All of these arguments have been made ad nauseum.
All social media companies controlled by the CCP will be banned in the US. And since all tech companies in China are controlled by the CCP that means all Chinese social media products will be banned in the US.
It’s not all that complicated. It’s not even that controversial.
The issue isn't money going to CCP. The issue is data and CCP control of the algorithm.
You can say what you want and don’t go in prison, sure, but nobody owes you the platform.
The exact same content on TikTok could be replicated by another company coming from some other country and it would be totally fine and unbannable. Which means it's not actually about speech.
Why does who runs the app matter? Stopping someone from saying something is still silencing them, even if someone else saying it would be okay.
This is just setting the groundwork for the government controlling social media even more than it already does, because they know how influential it is.

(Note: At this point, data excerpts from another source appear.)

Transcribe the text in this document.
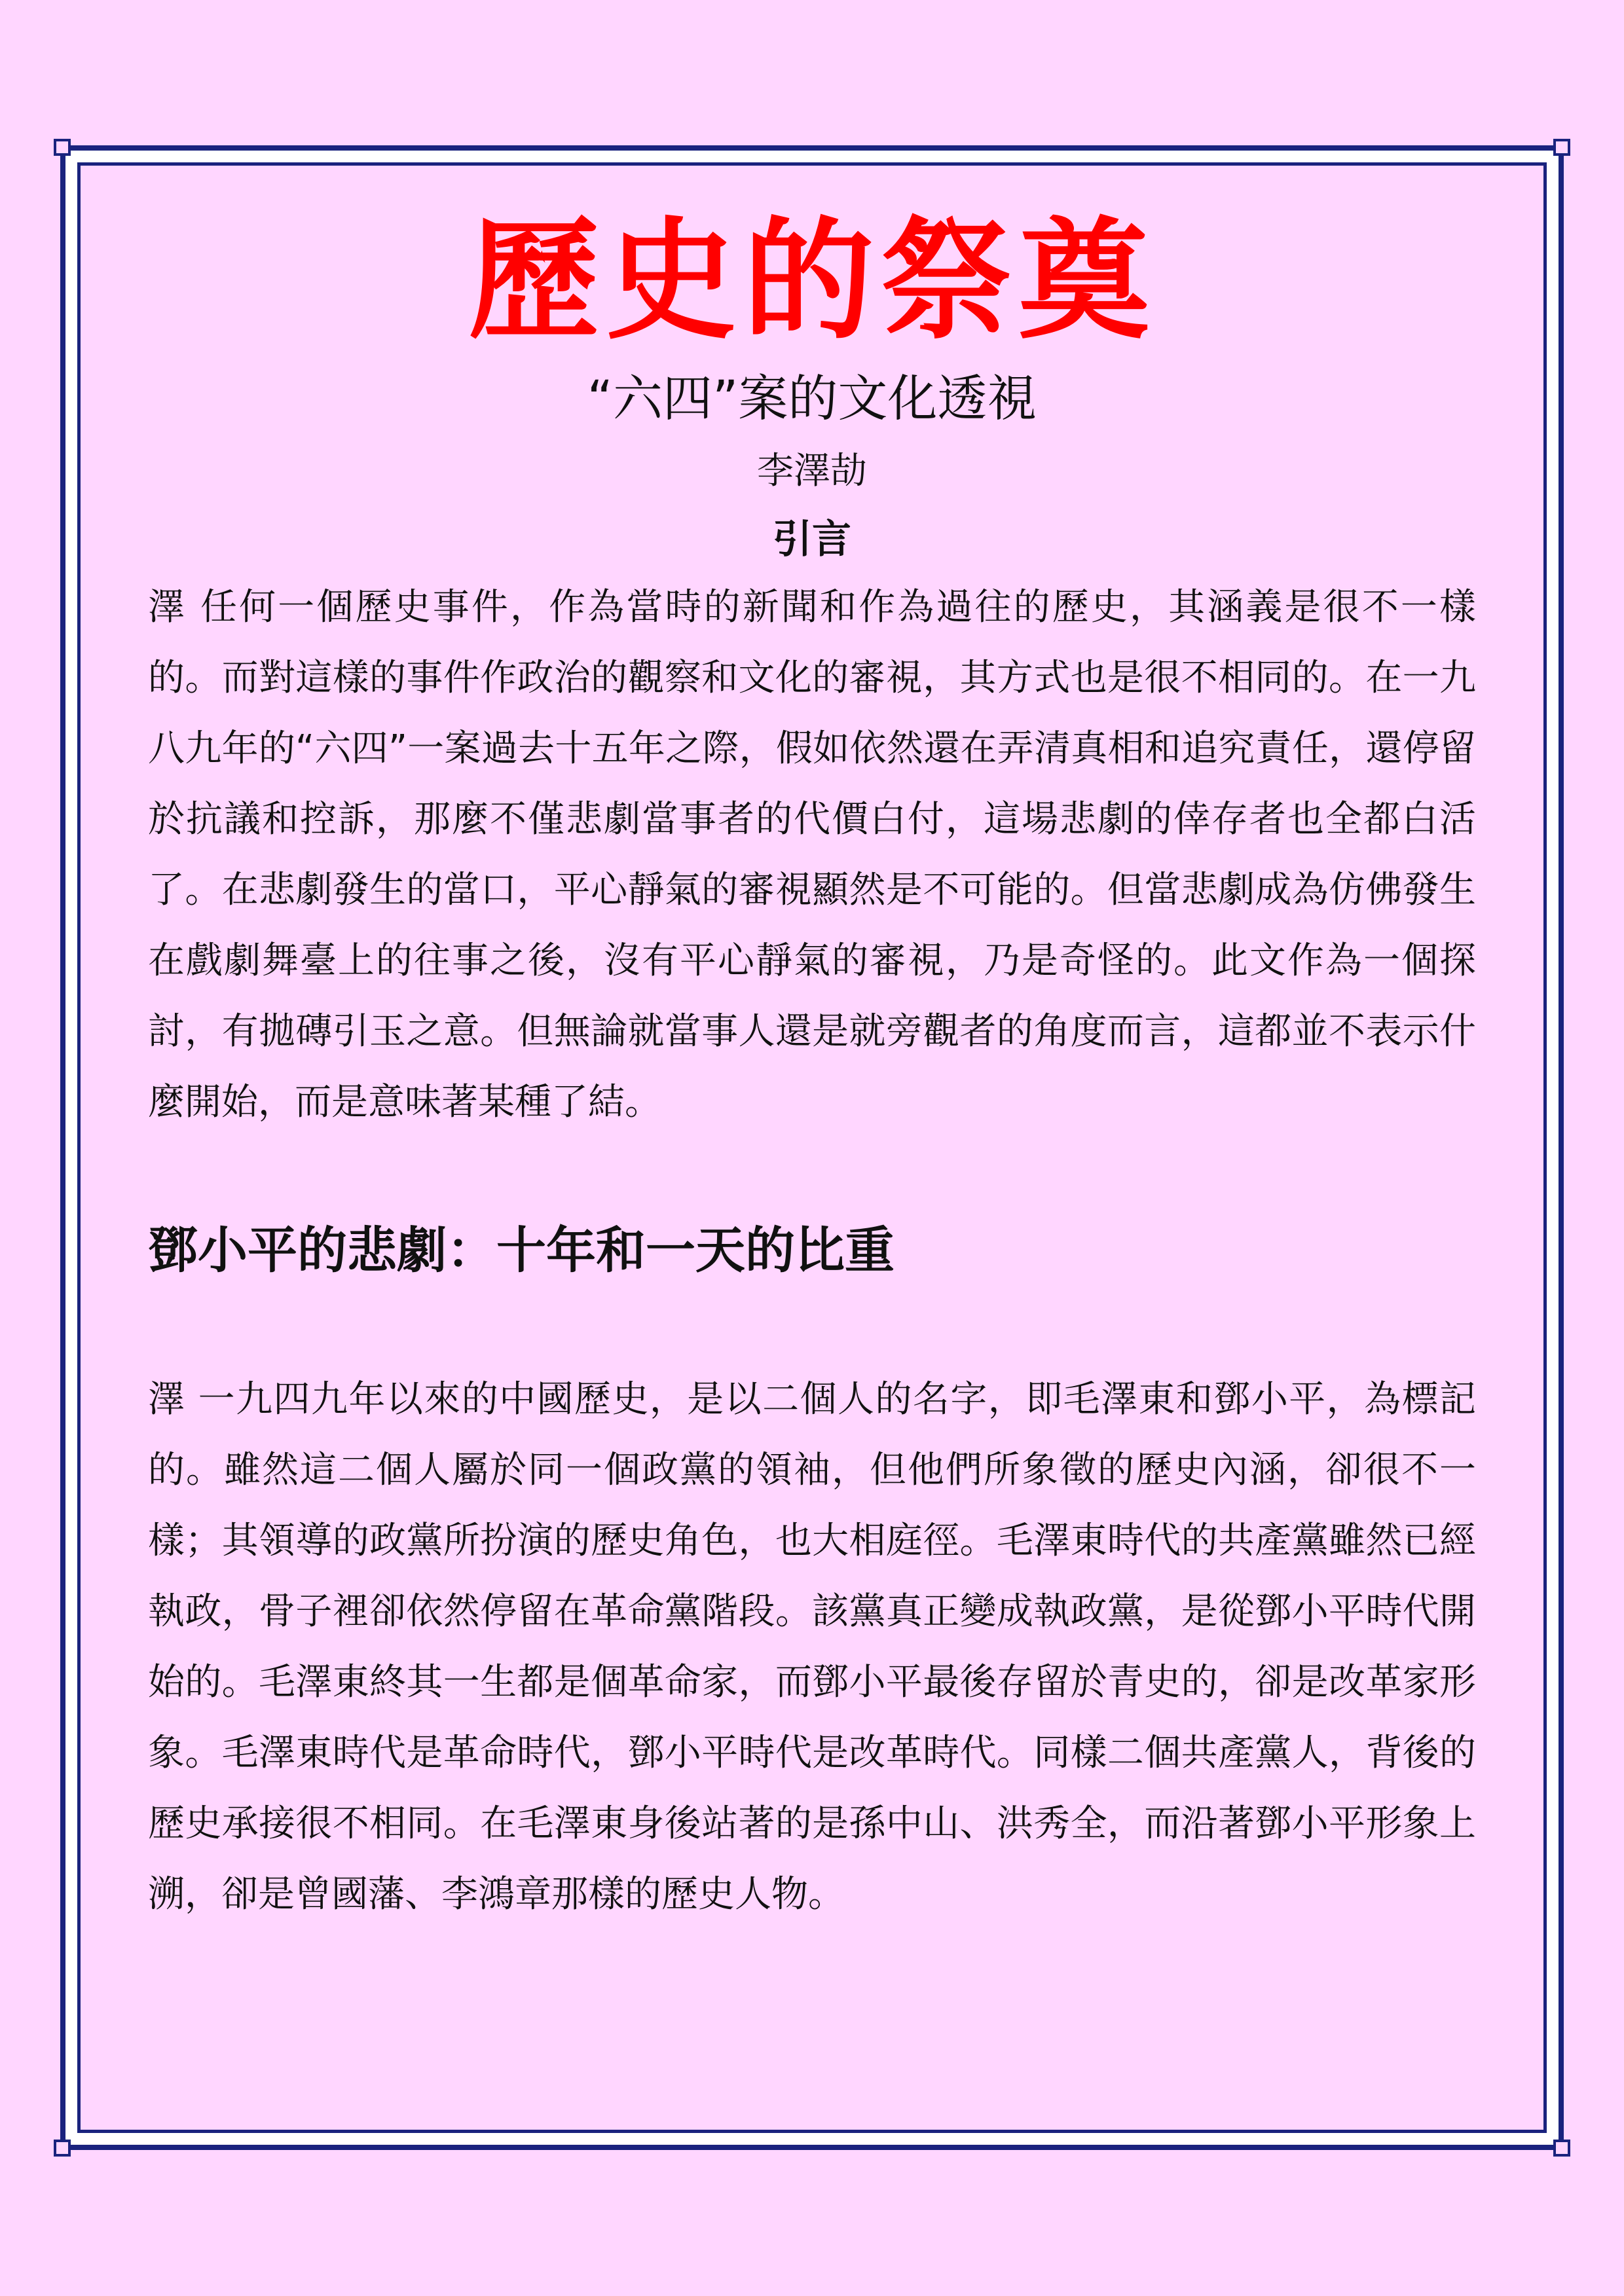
歷史的祭奠
“六四”案的文化透視
李澤劼
引言

澤 任何一個歷史事件，作為當時的新聞和作為過往的歷史，其涵義是很不一樣的。而對這樣的事件作政治的觀察和文化的審視，其方式也是很不相同的。在一九八九年的“六四”一案過去十五年之際，假如依然還在弄清真相和追究責任，還停留於抗議和控訴，那麼不僅悲劇當事者的代價白付，這場悲劇的倖存者也全都白活了。在悲劇發生的當口，平心靜氣的審視顯然是不可能的。但當悲劇成為仿佛發生在戲劇舞臺上的往事之後，沒有平心靜氣的審視，乃是奇怪的。此文作為一個探討，有拋磚引玉之意。但無論就當事人還是就旁觀者的角度而言，這都並不表示什麼開始，而是意味著某種了結。

鄧小平的悲劇：十年和一天的比重

澤 一九四九年以來的中國歷史，是以二個人的名字，即毛澤東和鄧小平，為標記的。雖然這二個人屬於同一個政黨的領袖，但他們所象徵的歷史內涵，卻很不一樣；其領導的政黨所扮演的歷史角色，也大相庭徑。毛澤東時代的共產黨雖然已經執政，骨子裡卻依然停留在革命黨階段。該黨真正變成執政黨，是從鄧小平時代開始的。毛澤東終其一生都是個革命家，而鄧小平最後存留於青史的，卻是改革家形象。毛澤東時代是革命時代，鄧小平時代是改革時代。同樣二個共產黨人，背後的歷史承接很不相同。在毛澤東身後站著的是孫中山、洪秀全，而沿著鄧小平形象上溯，卻是曾國藩、李鴻章那樣的歷史人物。
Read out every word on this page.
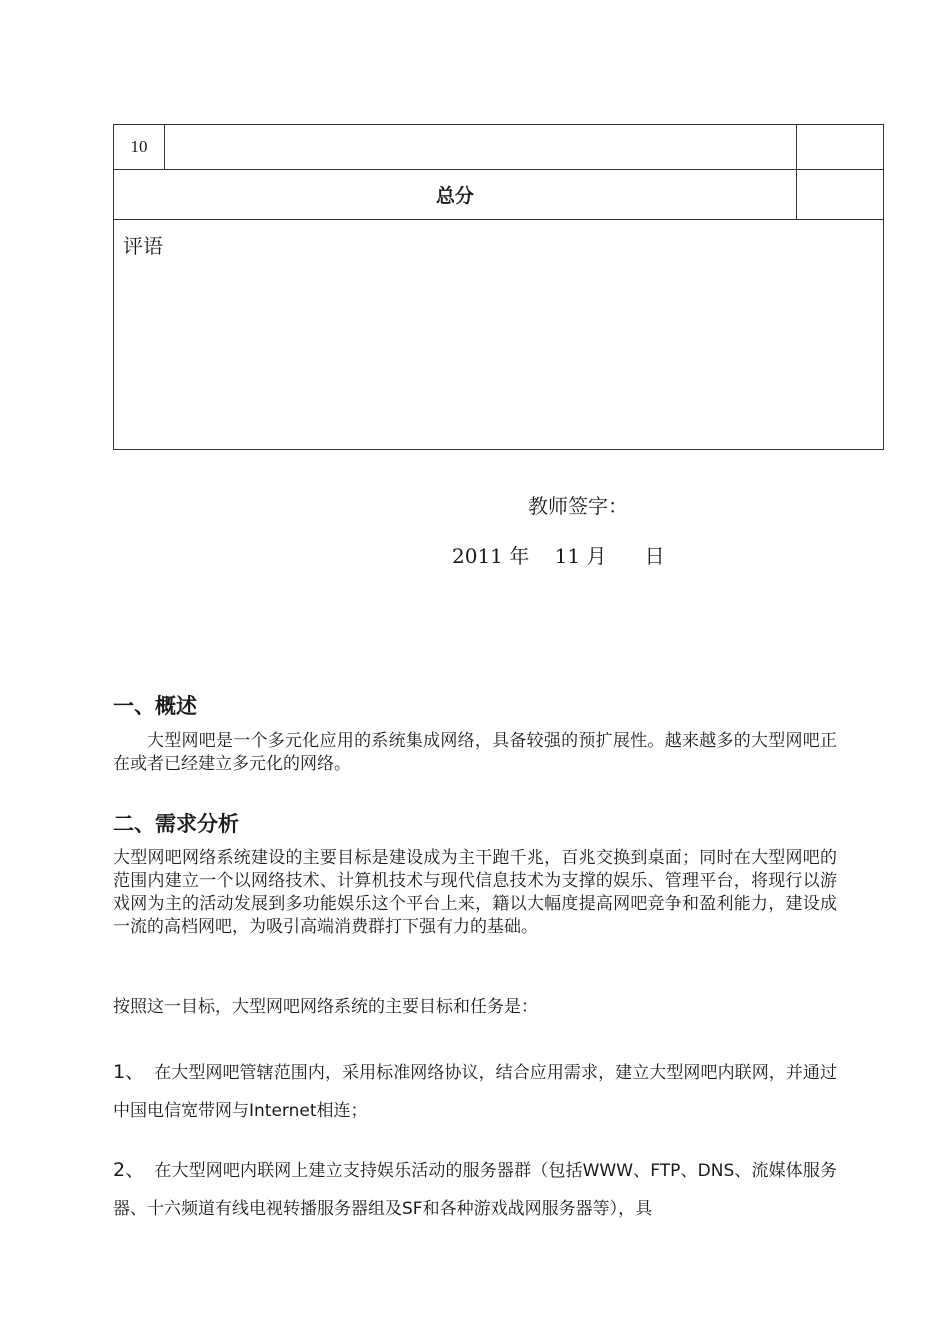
10		
总分		

评语		
教师签字：
2011 年    11 月      日
一、概述
大型网吧是一个多元化应用的系统集成网络，具备较强的预扩展性。越来越多的大型网吧正在或者已经建立多元化的网络。
二、需求分析
大型网吧网络系统建设的主要目标是建设成为主干跑千兆，百兆交换到桌面；同时在大型网吧的范围内建立一个以网络技术、计算机技术与现代信息技术为支撑的娱乐、管理平台，将现行以游戏网为主的活动发展到多功能娱乐这个平台上来，籍以大幅度提高网吧竞争和盈利能力，建设成一流的高档网吧，为吸引高端消费群打下强有力的基础。
按照这一目标，大型网吧网络系统的主要目标和任务是：
1、 在大型网吧管辖范围内，采用标准网络协议，结合应用需求，建立大型网吧内联网，并通过中国电信宽带网与Internet相连；
2、 在大型网吧内联网上建立支持娱乐活动的服务器群（包括WWW、FTP、DNS、流媒体服务器、十六频道有线电视转播服务器组及SF和各种游戏战网服务器等），具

I'm not defending the PRC in the slightest. I fundamentally disagree with the government forcing a sale of a company due to its social media app. This is different from every other example of banning PRC-backed companies (ex: Huawei, TP-LINK, etc) because there is genuinely a plausible argument for natsec. With TikTok there just is no such argument, other than the video content being controlled by a foreign hostile entity. And I just fail to be convinced that that's enough to ban it. Do we ban Russia Today?
When it crosses international borders? I'm sorry, but duh?
Do you think websites and apps somehow aren't trade? I'd love to hear your reasons for internationally used online services not counting as trade somehow, that's gonna be fascinating.
I'm sorry, what? You realize they're still making money off you, right?
I don't think "if the product is free, then you are the product" is 100% right, but it's not entirely wrong either.
A business' offerings being ad-supported doesn't somehow stop them from being commercial in nature. Hence: trade.
> If TikTok was made ad-free, would that change your argument?
I think as long as TikTok is generating revenue -- or even plans to in the future, as sometimes happens for startups -- it'd count as trade yeah.